May 24, 2008

Clinton Campaign Takes a Turn For the Creepy

"My husband did not wrap up the nomination in 1992 until he won the California primary somewhere in the middle of June, right? We all remember Bobby Kennedy was assassinated in June in California. I don't understand it," she said, dismissing calls to drop out. Hillary Clinton, in a recent interview with the Sioux Falls Argus-Leader.

While it's always unsettling to watch a personality fragment into a million shards right out in public view, I admit that I've become fascinated about Hillary's future possibilities. Not about winning the nomination, which I don't think can happen. No - fascinated by the prospect of what she might say next. This one was a lulu, the best yet. She was warming up with her description of her backers as "ordinary working voters, white voters." And the one about Barack not being a Muslim "as far as she knew." Those were good, and by good, I mean sick.

But this was completely deranged. She apologized within a couple of hours (to the Kennedys, actually), but her apology didn't make any sense. How could it?
Clinton spokesman Mo Elleithee says she was only referring to her husband and Kennedy “as historical examples of the nominating process going well into the summer.” Well, sure. In fact, if you wanted to find examples of the nominating process going well into the third or fourth round of voting at the convention, a little superficial historical research will do the trick. But look at what Hillary actually said and you'll see that's not what she had in mind.

In June, 1968, Bobby Kennedy, another charismatic political superstar, had just won the California primary and was poised to win the Democratic nomination as its presidential candidate. He had beaten back the insurgent campaign of Eugene McCarthy. He would take on the wily Nixon in the general election and restore Camelot to the White House, all within five years of losing the first Kennedy to an assassin's bullet. And then in the kitchen of the Ambassador Hotel in Los Angeles, Sirhan Sirhan, the Palestinian gunman, blows the dream away.

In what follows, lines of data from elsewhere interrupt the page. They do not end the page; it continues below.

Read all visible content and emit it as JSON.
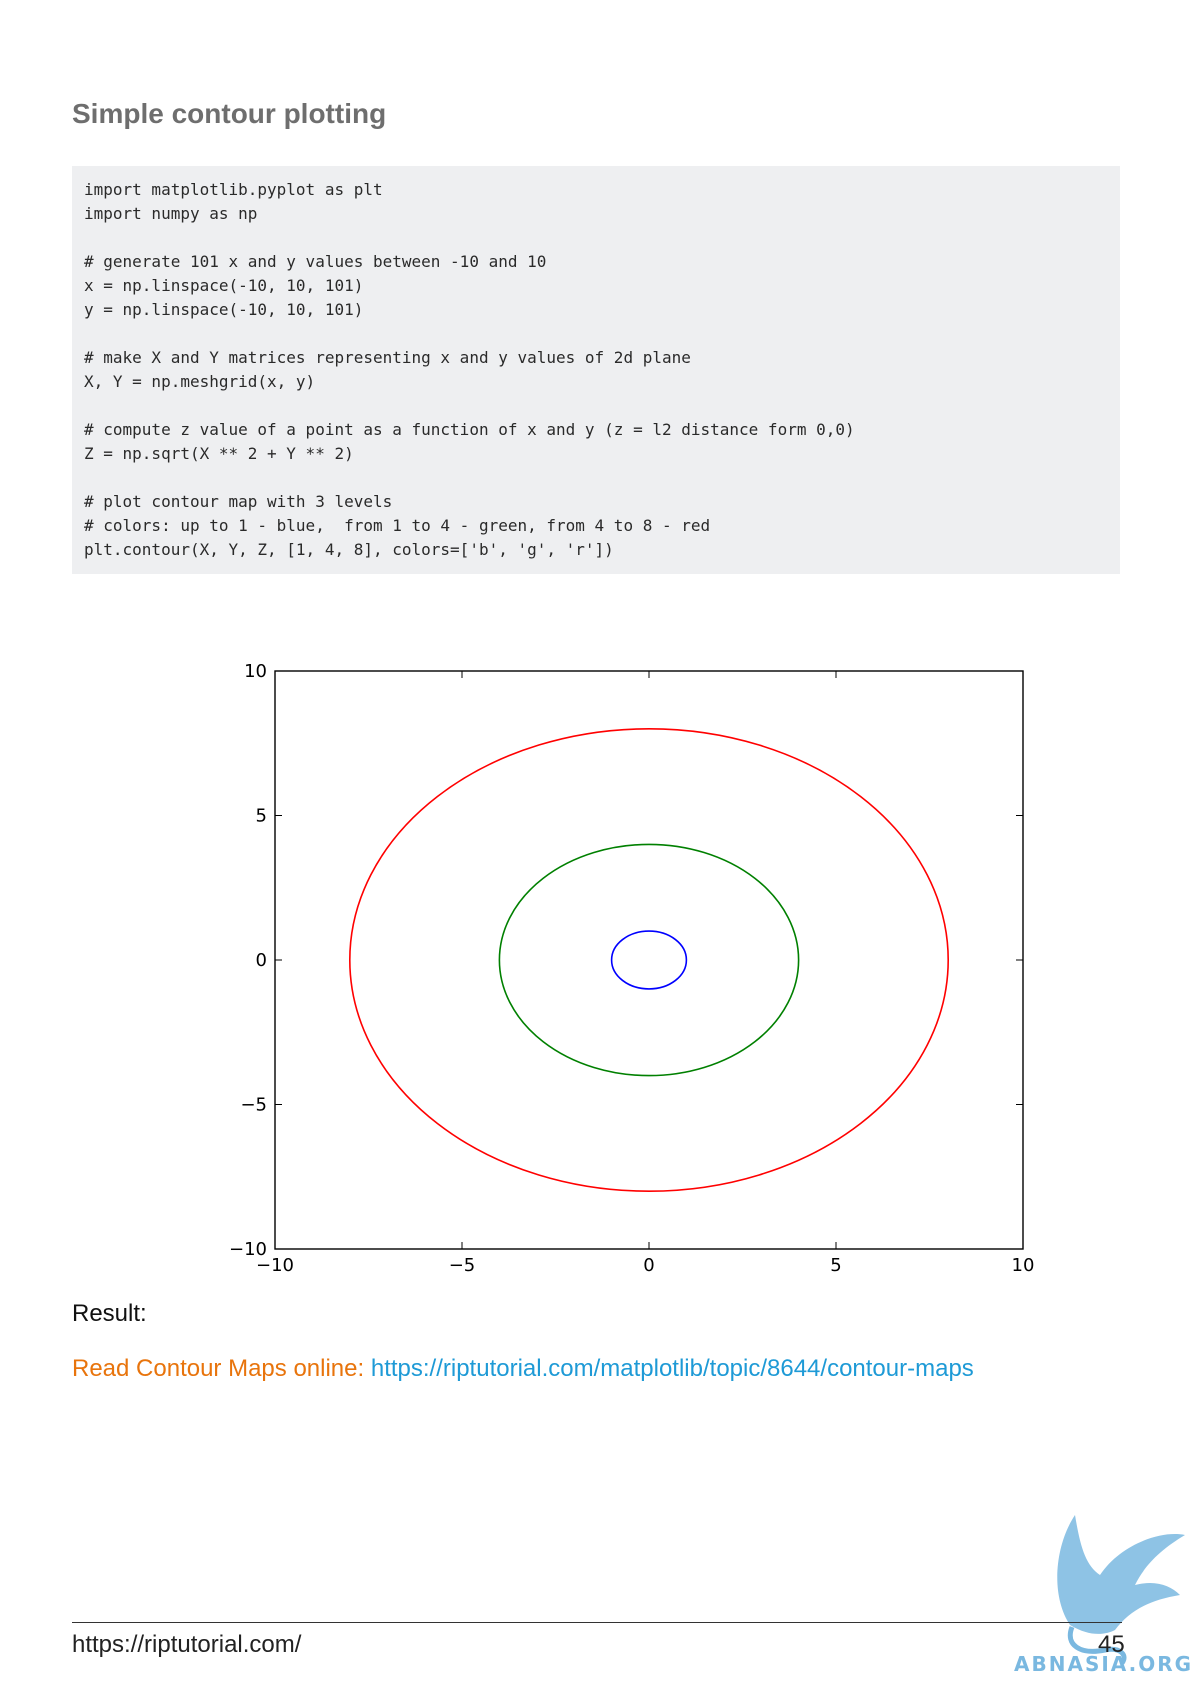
{
  "title": "Simple contour plotting",
  "code": "import matplotlib.pyplot as plt\nimport numpy as np\n\n# generate 101 x and y values between -10 and 10\nx = np.linspace(-10, 10, 101)\ny = np.linspace(-10, 10, 101)\n\n# make X and Y matrices representing x and y values of 2d plane\nX, Y = np.meshgrid(x, y)\n\n# compute z value of a point as a function of x and y (z = l2 distance form 0,0)\nZ = np.sqrt(X ** 2 + Y ** 2)\n\n# plot contour map with 3 levels\n# colors: up to 1 - blue,  from 1 to 4 - green, from 4 to 8 - red\nplt.contour(X, Y, Z, [1, 4, 8], colors=['b', 'g', 'r'])",
  "chart_data": {
    "type": "contour",
    "xlim": [
      -10,
      10
    ],
    "ylim": [
      -10,
      10
    ],
    "xticks": [
      -10,
      -5,
      0,
      5,
      10
    ],
    "yticks": [
      -10,
      -5,
      0,
      5,
      10
    ],
    "xtick_labels": [
      "−10",
      "−5",
      "0",
      "5",
      "10"
    ],
    "ytick_labels": [
      "−10",
      "−5",
      "0",
      "5",
      "10"
    ],
    "grid": false,
    "series": [
      {
        "level": 1,
        "radius": 1,
        "color": "#0000ff"
      },
      {
        "level": 4,
        "radius": 4,
        "color": "#008000"
      },
      {
        "level": 8,
        "radius": 8,
        "color": "#ff0000"
      }
    ]
  },
  "result_label": "Result:",
  "read_online": {
    "label": "Read Contour Maps online: ",
    "url": "https://riptutorial.com/matplotlib/topic/8644/contour-maps"
  },
  "footer": {
    "url": "https://riptutorial.com/",
    "page_number": "45"
  },
  "watermark": {
    "text": "ABNASIA.ORG",
    "color": "#7ab8e0"
  }
}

It's astounding that all these years after Sigmund Freud did his groundbreaking work in the field of the unconscious, we are still so slavishly literal in our interpretation of what people say and mean. Dick Durbin, for example, Barack's Senate colleague and backer, defended Hillary by saying she and Barack are "good friends" and she would never wish him any harm. Umm-hmm. Never, huh? If you want to understand what Hillary meant, break her statement down into two categories:

1. Bill had not clinched the nomination until June, 1992, in the California primary.
2. Bobby Kennedy won the California primary, but not the nomination in June, 1968. The political thinking was that he had knocked McCarthy out of the race, setting up a one-on-one against Hubert Humphrey (whom he defeated in California) at the convention.

Hillary is talking about what's behind Door Number 2. Barack's got the momentum, the magic, the flow of history moving his way. He's young, he's talented and he's charismatic. He's a lot like Bobby Kennedy, in other words (Barack is actually older than Bobby was in 1968). People like believing in Barack for the same reason they liked the Kennedys: because he makes them feel like there are fresh possibilities in this tired, oppressed land, however nebulous and inchoate those "ideas" are (and they're very nebulous and inchoate). How do you beat that? Hillary has the racists and the white women over 50 as her key demographics; that's it. Obama has everything else. She needs a miracle.

Hillary's quest for this nomination borders on (hell, is) obsession. Where it came from is anyone's guess, but my thinking is that she feels victimized by talented, charming smoothies who get what they want because people (including young women) fall all over themselves to give it to them. She's endured this marriage to a womanizer who humiliated her at every turn by lavishing his attention on women who never approached her own levels of educational, professional and intellectual accomplishment. She endures it all, lives the lie, even moves to New York so she can be a Senator so she can be the President. And she won't be a weak, compromising, whimpering Mama's boy President like Bubba. She'll be a ball-buster and vindicate suppressed women everywhere. She's smarter than he is, more resourceful, tougher in the clinches. Afraid of nothing. It's all lined up. The payoff at last.

And then this...this...black guy from Illinois, with his "pretty speeches" and tall, lean body strolls to center stage, wins a long string of early primaries trading on his charms, and she's back in the shadow again. How can this keep happening to me? I'm so much better! So, you know...under stress and anxiety, and the mounting millions in personal debt, the fatigue of nonstop campaigning -- things slip out, like a memory of sniper fire in Bosnia that never happened, or conscious expression of an unconscious wish. She's just reminding us that anything can happen. She's counting on that.